Seniors: Protect Yourself with Preventive and Screening Health Measures

Maintaining the best quality of life while approaching the age of 65 calls for increased vigilance. A number of common medical tests can shed light on potential health problems, and recognized preventive measures have been widely shown to reduce the likelihood of ill health.
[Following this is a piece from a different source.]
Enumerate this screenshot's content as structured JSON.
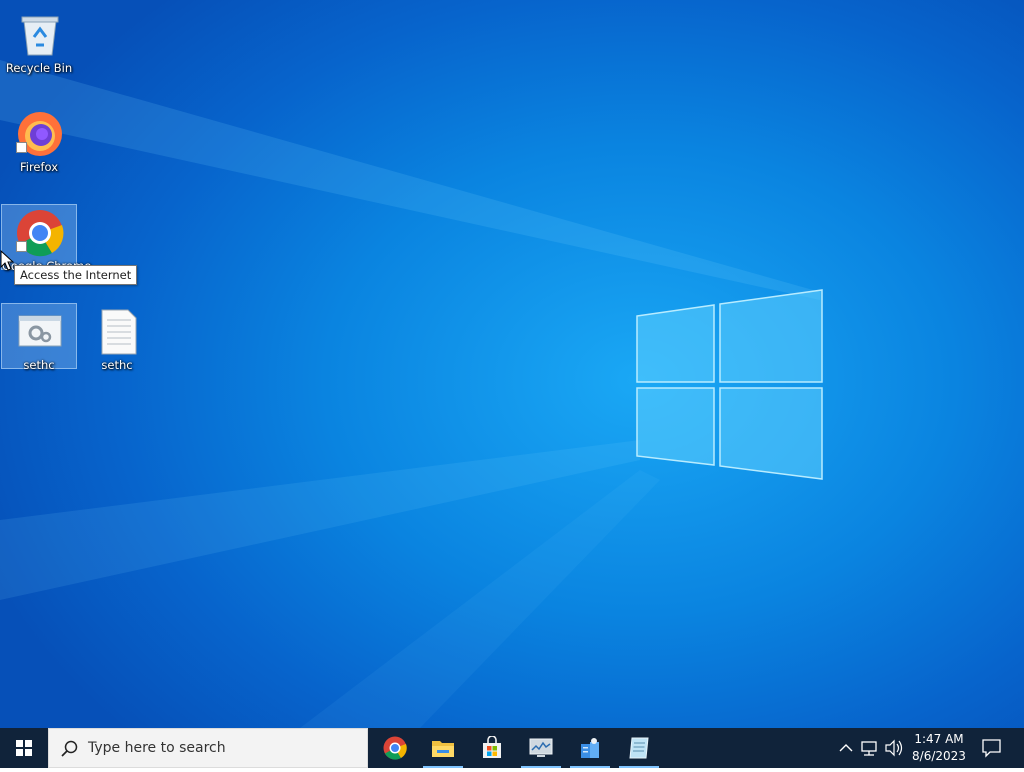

After analyzing data from an extensive range of clinical studies, the Centers for Disease Control and Prevention and the U.S. Preventive Services Task Force have issued recommendations for the following screening measures and vaccinations:

  • Annual blood-pressure checks for all adults.
  • Yearly influenza vaccinations, tailored to closely match the current crop of ever-mutating viruses, for nearly all adults.
  • One-time pneumococcal vaccinations that protect against a common killer of elderly patients.
  • Periodic colon cancer screenings for adults between the ages of 50 and 75 and for other higher-risk individuals.
  • Annual breast cancer screenings, including a mammogram, for women between the ages of 40 and 75 and for other individuals who already are at high risk for the disease.
  • Periodic osteoporosis screenings, including a bone density scan, for women 65 and older and for other individuals at high risk of bone thinning.
  • Annual rectal examinations for early signs of prostate cancer, including testing for “prostate sensitive antigen,” in men who have reached the age of 50 or in men 40 and older who already are at special risk from a family history of the disease.
  • Annual blood tests for lipid disorders in men who are 35 or older and in women who are 45 or older.
  • Periodic screenings for metabolic syndrome in all potentially prediabetic adults suffering from high blood pressure, abnormal cholesterol levels, obesity or a prior history of abnormal blood-sugar fluctuations.
  • Shingles vaccinations for most adults who are 50 or older and for all adults 60 and older.
  • Regular screenings of all adults for skin cancer, which can be treated far more effectively if caught as early as possible.

Depending on the specific health of an individual, a personal physician might recommend any of the following screening measures:

  • Counseling for the highly risky habit of smoking.
  • Regular vision and hearing tests to detect slow declines in function.
  • Stress testing of cardiac function.
  • Testing to detect abnormal thyroid activity.
  • Screening for cognitive decline that might indicate common brain problems such as dementia or Alzheimer’s disease.
  • Screening for peripheral vascular disease.

As always, only a primary physician can competently advise individual patients on the merits and possible drawbacks of each medical procedure.